Konuşmasında Cumhurbaşkanı Erdoğan, Savunma sanayiinin kamudaki sorumlularına ve özel sektördeki temsilcilerine de şöyle seslendi: "Mevcut projelerimizi süratle tamamlayalım. İşte 1974 Kıbrıs harekâtında gördük, yanımızda olması gerekenler bir anda bize bütün desteklerini kestiler mi? Kestiler. İyi ki kestiler. Onlar bize orada desteklerini kestiler, susturma tekniklerini kullanmak suretiyle telsizlerimiz çalışamaz hale geldi. Ondan sonra geldik, ASELSAN’ı kurduk. Atasözümüz var ya, ‘Hırsızlar bizi, ev sahibi yaptı’ Üretim aşamasına gelmiş olan ürünlerimizi süratle Türk Silahlı Kuvvetlerimizin envanterine dahil edelim.
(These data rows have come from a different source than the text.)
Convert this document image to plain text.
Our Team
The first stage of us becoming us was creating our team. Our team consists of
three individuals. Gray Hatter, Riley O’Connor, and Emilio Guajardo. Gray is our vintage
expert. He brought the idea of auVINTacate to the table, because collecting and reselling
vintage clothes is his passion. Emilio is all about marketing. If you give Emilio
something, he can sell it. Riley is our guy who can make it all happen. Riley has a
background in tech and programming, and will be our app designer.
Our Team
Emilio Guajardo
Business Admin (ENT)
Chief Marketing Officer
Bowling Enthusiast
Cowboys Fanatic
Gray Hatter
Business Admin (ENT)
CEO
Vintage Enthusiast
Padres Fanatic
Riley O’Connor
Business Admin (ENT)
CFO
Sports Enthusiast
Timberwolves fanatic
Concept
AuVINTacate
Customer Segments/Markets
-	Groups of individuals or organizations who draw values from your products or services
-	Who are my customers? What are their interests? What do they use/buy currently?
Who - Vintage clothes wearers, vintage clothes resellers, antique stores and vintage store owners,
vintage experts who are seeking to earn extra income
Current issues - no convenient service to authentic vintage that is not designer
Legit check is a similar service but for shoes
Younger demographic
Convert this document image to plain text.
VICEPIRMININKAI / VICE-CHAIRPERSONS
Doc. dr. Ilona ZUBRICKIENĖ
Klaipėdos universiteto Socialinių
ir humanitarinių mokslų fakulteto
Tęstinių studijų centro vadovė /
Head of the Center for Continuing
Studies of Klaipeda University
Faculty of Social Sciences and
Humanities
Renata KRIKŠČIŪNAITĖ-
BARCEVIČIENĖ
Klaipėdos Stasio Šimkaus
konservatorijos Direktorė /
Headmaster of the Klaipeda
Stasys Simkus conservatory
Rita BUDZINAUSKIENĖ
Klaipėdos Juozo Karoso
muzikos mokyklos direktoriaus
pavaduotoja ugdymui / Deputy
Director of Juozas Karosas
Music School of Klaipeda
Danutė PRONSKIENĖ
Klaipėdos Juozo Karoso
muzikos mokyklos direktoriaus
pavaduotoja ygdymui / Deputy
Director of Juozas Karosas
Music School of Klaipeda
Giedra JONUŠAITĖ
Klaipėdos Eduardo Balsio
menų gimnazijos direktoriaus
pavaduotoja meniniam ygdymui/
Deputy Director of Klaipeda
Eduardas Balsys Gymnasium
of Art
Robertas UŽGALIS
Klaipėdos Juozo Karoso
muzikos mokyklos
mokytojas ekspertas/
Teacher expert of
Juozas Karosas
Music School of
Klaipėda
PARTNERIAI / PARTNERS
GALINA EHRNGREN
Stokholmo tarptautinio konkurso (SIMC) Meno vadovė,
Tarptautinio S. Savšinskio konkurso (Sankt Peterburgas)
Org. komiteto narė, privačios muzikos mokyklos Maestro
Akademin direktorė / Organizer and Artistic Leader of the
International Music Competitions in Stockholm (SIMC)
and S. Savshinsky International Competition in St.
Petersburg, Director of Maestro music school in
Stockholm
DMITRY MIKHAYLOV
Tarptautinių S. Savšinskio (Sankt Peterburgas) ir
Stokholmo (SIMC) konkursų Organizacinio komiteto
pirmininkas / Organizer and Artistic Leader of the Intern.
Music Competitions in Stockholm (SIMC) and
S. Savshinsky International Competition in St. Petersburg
Yeni projeleri süratle gündemimize alalım. AR-GE faaliyetlerini, tasarım, prototip üretimi faaliyetlerini olabildiği kadar hızlandıralım. Bizim, savunma sanayimizin ihtiyaçları için dışarıya verecek tek kuruşumuz yok. Çünkü bu millet, kendi refahından, çoluğunun, çocuğunun rızkından artırdığı kaynaklardan bu alanı besliyor, destekliyor. Savunma sanayi bütçemizi bu anlayışla değerlendiriyoruz."

Cumhurbaşkanı Erdoğan, Yeni Türkiye’nin, savunma sanayinde, sadece kendi kendine yeten değil, tüm dostlarına, tüm kardeşlerine de yardımcı olan, onların da ihtiyaçlarını karşılayan bir Türkiye olacağını vurgulayarak sözlerini şöyle sürdürdü: "Bu konuda, Cumhurbaşkanı olarak ben de, Hükümetimiz de sonuna kadar sizin yanınızdayız; bundan şüpheniz olmasın. ASELSAN’ı, bugüne kadar ki başarıları ve yürütmekte olduğu projeleri için kutluyorum. Ama yetmez. Bizim ASELSAN çapında daha pek çok savunma sanayi kuruluşuna ihtiyacımız var. Bu konuda özel sektörümüzün çok daha gayretli olması, adeta bir rekabet alanı oluşturmasının da gereğini savunuyorum. Diğer şirketlerimizden, üniversitelerimizden bu konuda çok daha fazla gayret bekliyorum."

"ASELSAN RADAR VE ELEKTRONİK HARP MERKEZİ’NİN ÜLKEMİZE HAYIRLI OLMASINI DİLİYORUM"

Çanakkale Savaşı’nda insanüstü bir gayret, bir mücadele ortaya koyan kahraman subaylarımız, askerlerimizin, "Bir daha Balkan yenilgisi utancı yaşamak istemedikleriniö söylediklerini hatırlatan Cumhurbaşkanı Erdoğan sözlerini şöyle tamamladı: “Biz de, bir daha uçak üretmek için kurduğumuz fabrikada masa üretmek zorunda kalma utancını yaşamak istemiyoruz. Bu ülke, benzini olmadığı için yolda kalan arabaya bakıp otomobil fabrikası kurmaktan vazgeçme gafletine, inşallah bir daha kapılmayacak. Bu düşüncelerle, ASELSAN Gölbaşı Yerleşkesi Radar ve Elektronik Harp Merkezi’nin ülkemize, milletimize hayırlı olmasını diliyorum. Bu tesisin ülkemize kazandırılmasında emeği geçenleri, bir kez daha tebrik ediyorum. Sizleri sevgiyle, saygıyla selamlıyor, Allah yar ve yardımcımız olsun diyorum."